The West Has Let Russian Oligarchs Hide Their Wealth Here For Too Long

Vladimir Putin’s new invasion of Ukraine has heightened scrutiny of wealthy Russians living in London, New York and Paris, enjoying all the comforts of the West as their deranged leader rushes headlong into violent confrontation with the world. free.
Unsurprisingly, calls are mounting for the United States and its European allies to impose tougher sanctions on those oligarchs who supported Putin’s regime without having to suffer. This is long overdue and will shake the foundations of Putin’s kleptocratic regime – although the results may come too late to help Ukraine.
Putin’s rise to power has been defined by corruption. As the leader of the ruthless oligarchs vying for power in post-Communist Russia, his job was to let them steal as much as they wanted – as long as they stayed out of politics. The legacy of this sprawling kleptocratic scheme is today one of the most unequal societies on the planet.

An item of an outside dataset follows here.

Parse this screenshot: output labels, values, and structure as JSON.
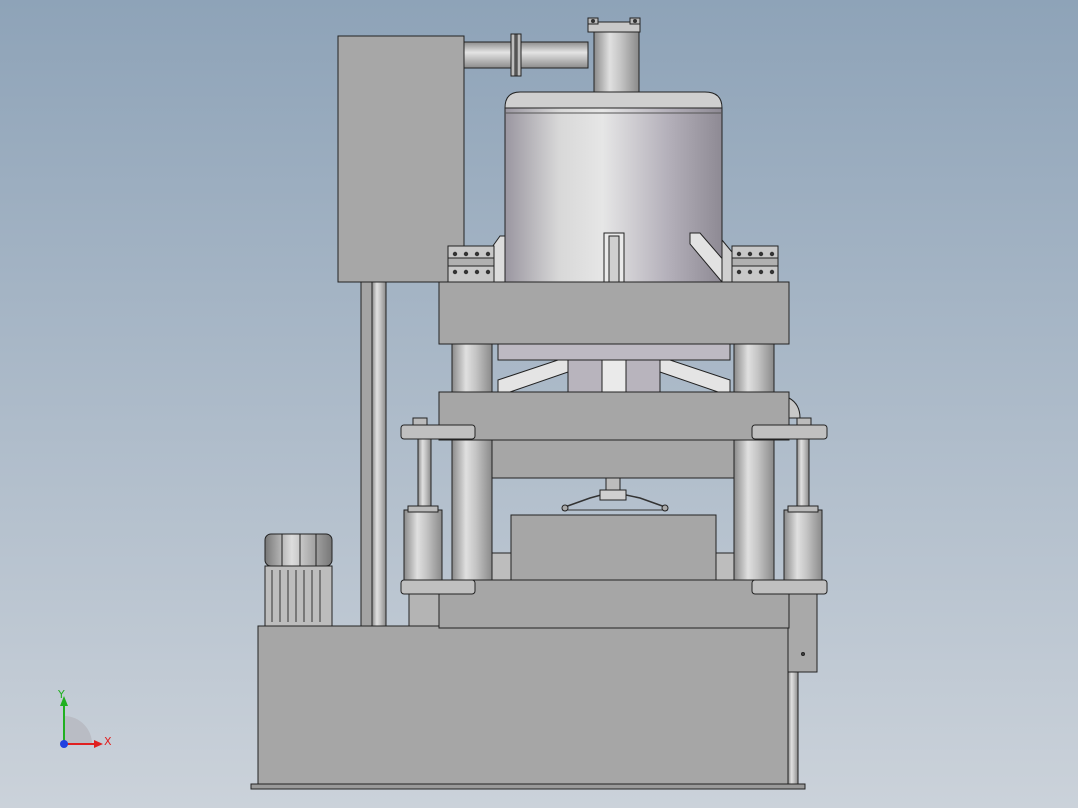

With combined assets of $640 billion in 2020, Russia’s 500 richest people – who make up less than 0.001% of the population – control more wealth than that held by 99.8% of the adult population.
And what do they do with all that money? Invest in new businesses and create jobs? Of course not. More than half of the wealth controlled by the wealthiest people in Russia has been taken to tax havens and Western financial centers.
Russian oligarchs are too scared to keep their wealth in Russia, for the simple reason that it could be stolen by Putin’s regime or another crook at any time. Those close to Putin, known as his “wallets,” have also put their money to work for him by bribing Western politicians, buying up sports teams and other schemes to expand Russian influence.
But hiding funds overseas also makes them vulnerable to freezing or seizure by US law enforcement. America has a unique ability to prosecute adversaries in this manner due to the status of the US dollar as a global currency, which effectively extends its jurisdiction over financial crimes worldwide. By targeting the stolen wealth that sustains Putin’s regime, the US should be able to use it as leverage over the strongman and deter him from malicious behavior like invading Ukraine.
There are two problems, however: the Biden administration seems unwilling to do so, and even if they were, the expatriate oligarchs are no longer necessarily the ones pulling the strings in the Kremlin.
It’s because Putin has shrewdly managed to tame the oligarchs, instead surrounding himself with sycophant security bosses who share his uncompromising vision for making Russia great again. And encouraged by the Obama administration’s anemic response to Russia’s first invasion of Ukraine in 2014, Putin has since kept Russia’s economy on a war footing by amassing hundreds of billions of dollars in foreign exchange reserves and deepening trade and investment ties with China.



Putin has managed to shield himself from the worst effects of Western sanctions, whether directed at his cronies or at the broader Russian economy. This makes it harder to punch Putin, and to do that we’ll have to punch him harder and faster.
Unfortunately for Ukraine, the Biden administration has instead played into Putin’s favor by pursuing endless diplomacy instead of engaging in serious deterrence.
The sanctions announced by President Biden in response to Russia’s recognition and invasion of the Donetsk and Luhansk regions are indeed stronger than those issued by Obama in 2014, but the bar was quite low. Months after Putin began to build up his forces, the US hit two banks already under sectoral sanctions, added new restrictions on Russian sovereign debt, targeted a handful of oligarchs and shut down the Nord Stream 2 pipeline already interrupted. It is not the paralysis of the Russian economy that such a moment calls for.
This would include powerful sanctions to isolate Russia’s financial system and the most lucrative business sectors of the global economy. And that means hunting down Russia’s oligarchs and business elite with targeted sanctions and enforcement actions until they reach breaking point. Only then could they consider challenging Putin’s seemingly unassailable power.
Of course, we cannot ignore our role in all of this. Russian elites may be the stealers, but they rely on Western lawyers and bankers to launder the dirty money for them. This is why continued efforts to ban shell companies and strengthen anti-money laundering regulations are so important.



We must also bear in mind that China is watching closely. Invading Taiwan might look less appealing if Xi Jinping thinks the United States will start hunting down his supporter’s private overseas wealth in addition to any measures that impact the wider Chinese economy and population. Like Putin, Xi cares no less about the lives of his own citizens. But he is worried about preventing palace coups.
The Biden administration and its European allies missed the window for effective sanctions deterrence while Putin was still building up his forces, and we can’t be certain that even the tough measures taken now will stop the tanks from rolling anymore. far in Ukraine. But in the longer term, making life as hard as possible for Russia’s most powerful people outside the Kremlin could eventually lead them to question whether putting up with Putin is worth it.
It also shows Putin, Xi and others that the United States has become aware of how authoritarian leaders rely on corruption to prop up their regimes – and will not hesitate to drop the hammer when our friends Democrats are threatened.
Nate Sibley is a researcher at the Kleptocracy Initiative at the Hudson Institute.